Let us now have a closer look at the components of Apache Storm −

Components	Description
Tuple	Tuple is the main data structure in Storm. It is a list of ordered elements. By default, a Tuple supports all data types. Generally, it is modelled as a set of comma separated values and passed to a Storm cluster.
Stream	Stream is an unordered sequence of tuples.
Spouts	Source of stream. Generally, Storm accepts input data from raw data sources like Twitter Streaming API, Apache Kafka queue, Kestrel queue, etc. Otherwise you can write spouts to read data from datasources. “ISpout" is the core interface for implementing spouts. Some of the specific interfaces are IRichSpout, BaseRichSpout, KafkaSpout, etc.
Bolts	Bolts are logical processing units. Spouts pass data to bolts and bolts process and produce a new output stream. Bolts can perform the operations of filtering, aggregation, joining, interacting with data sources and databases. Bolt receives data and emits to one or more bolts. “IBolt” is the core interface for implementing bolts. Some of the common interfaces are IRichBolt, IBasicBolt, etc.

Let’s take a real-time example of “Twitter Analysis” and see how it can be modelled in Apache Storm. The following diagram depicts the structure.

The input for the “Twitter Analysis” comes from Twitter Streaming API. Spout will read the tweets of the users using Twitter Streaming API and output as a stream of tuples. A single tuple from the spout will have a twitter username and a single tweet as comma separated values. Then, this steam of tuples will be forwarded to the Bolt and the Bolt will split the tweet into individual word, calculate the word count, and persist the information to a configured datasource. Now, we can easily get the result by querying the datasource.

Topology

Spouts and bolts are connected together and they form a topology.
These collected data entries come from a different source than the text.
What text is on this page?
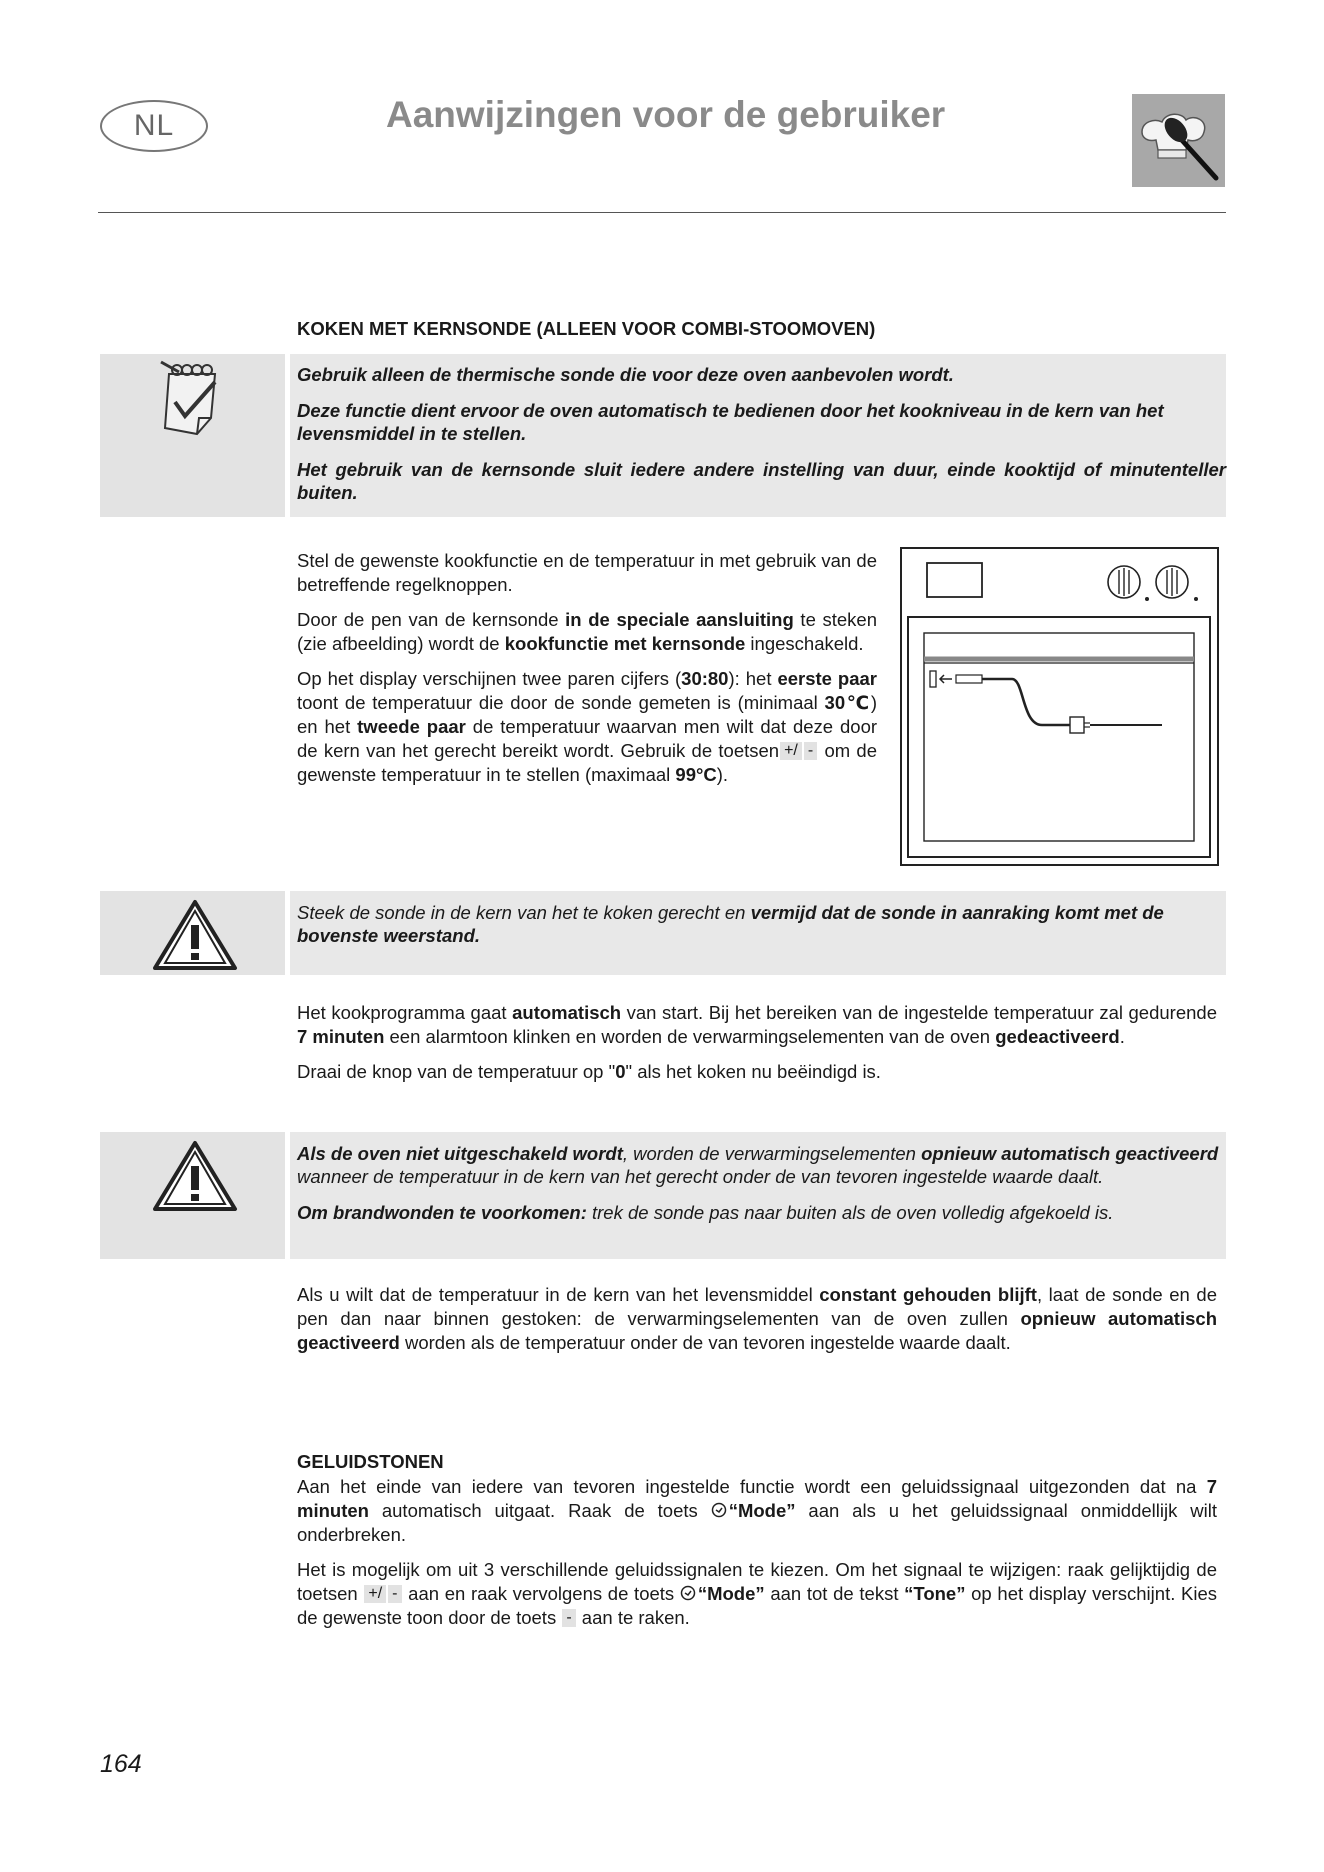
NL	Aanwijzingen voor de gebruiker
KOKEN MET KERNSONDE (ALLEEN VOOR COMBI-STOOMOVEN)

Gebruik alleen de thermische sonde die voor deze oven aanbevolen wordt.

Deze functie dient ervoor de oven automatisch te bedienen door het kookniveau in de kern van het levensmiddel in te stellen.

Het gebruik van de kernsonde sluit iedere andere instelling van duur, einde kooktijd of minutenteller buiten.

Stel de gewenste kookfunctie en de temperatuur in met gebruik van de betreffende regelknoppen.

Door de pen van de kernsonde in de speciale aansluiting te steken (zie afbeelding) wordt de kookfunctie met kernsonde ingeschakeld.

Op het display verschijnen twee paren cijfers (30:80): het eerste paar toont de temperatuur die door de sonde gemeten is (minimaal 30℃) en het tweede paar de temperatuur waarvan men wilt dat deze door de kern van het gerecht bereikt wordt. Gebruik de toetsen +/ - om de gewenste temperatuur in te stellen (maximaal 99°C).

Steek de sonde in de kern van het te koken gerecht en vermijd dat de sonde in aanraking komt met de bovenste weerstand.

Het kookprogramma gaat automatisch van start. Bij het bereiken van de ingestelde temperatuur zal gedurende 7 minuten een alarmtoon klinken en worden de verwarmingselementen van de oven gedeactiveerd.

Draai de knop van de temperatuur op "0" als het koken nu beëindigd is.

Als de oven niet uitgeschakeld wordt, worden de verwarmingselementen opnieuw automatisch geactiveerd wanneer de temperatuur in de kern van het gerecht onder de van tevoren ingestelde waarde daalt.

Om brandwonden te voorkomen: trek de sonde pas naar buiten als de oven volledig afgekoeld is.

Als u wilt dat de temperatuur in de kern van het levensmiddel constant gehouden blijft, laat de sonde en de pen dan naar binnen gestoken: de verwarmingselementen van de oven zullen opnieuw automatisch geactiveerd worden als de temperatuur onder de van tevoren ingestelde waarde daalt.

GELUIDSTONEN

Aan het einde van iedere van tevoren ingestelde functie wordt een geluidssignaal uitgezonden dat na 7 minuten automatisch uitgaat. Raak de toets “Mode” aan als u het geluidssignaal onmiddellijk wilt onderbreken.

Het is mogelijk om uit 3 verschillende geluidssignalen te kiezen. Om het signaal te wijzigen: raak gelijktijdig de toetsen +/ - aan en raak vervolgens de toets “Mode” aan tot de tekst “Tone” op het display verschijnt. Kies de gewenste toon door de toets - aan te raken.

164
Real-time application logic is specified inside Storm topology. In simple words, a topology is a directed graph where vertices are computation and edges are stream of data.

A simple topology starts with spouts. Spout emits the data to one or more bolts. Bolt represents a node in the topology having the smallest processing logic and the output of a bolt can be emitted into another bolt as input.

Storm keeps the topology always running, until you kill the topology. Apache Storm’s main job is to run the topology and will run any number of topology at a given time.

Tasks

Now you have a basic idea on spouts and bolts. They are the smallest logical unit of the topology and a topology is built using a single spout and an array of bolts. They should be executed properly in a particular order for the topology to run successfully. The execution of each and every spout and bolt by Storm is called as “Tasks”. In simple words, a task is either the execution of a spout or a bolt. At a given time, each spout and bolt can have multiple instances running in multiple separate threads.

Workers

A topology runs in a distributed manner, on multiple worker nodes. Storm spreads the tasks evenly on all the worker nodes. The worker node’s role is to listen for jobs and start or stop the processes whenever a new job arrives.

Stream Grouping

Stream of data flows from spouts to bolts or from one bolt to another bolt. Stream grouping controls how the tuples are routed in the topology and helps us to understand the tuples flow in the topology. There are four in-built groupings as explained below.

Shuffle Grouping

In shuffle grouping, an equal number of tuples is distributed randomly across all of the workers executing the bolts. The following diagram depicts the structure.

Field Grouping

The fields with same values in tuples are grouped together and the remaining tuples kept outside. Then, the tuples with the same field values are sent forward to the same worker executing the bolts. For example, if the stream is grouped by the field “word”, then the tuples with the same string, “Hello” will move to the same worker. The following diagram shows how Field Grouping works.

Global Grouping

All the streams can be grouped and forward to one bolt. This grouping sends tuples generated by all instances of the source to a single target instance (specifically, pick the worker with lowest ID).

All Grouping

All Grouping sends a single copy of each tuple to all instances of the receiving bolt. This kind of grouping is used to send signals to bolts. All grouping is useful for join operations.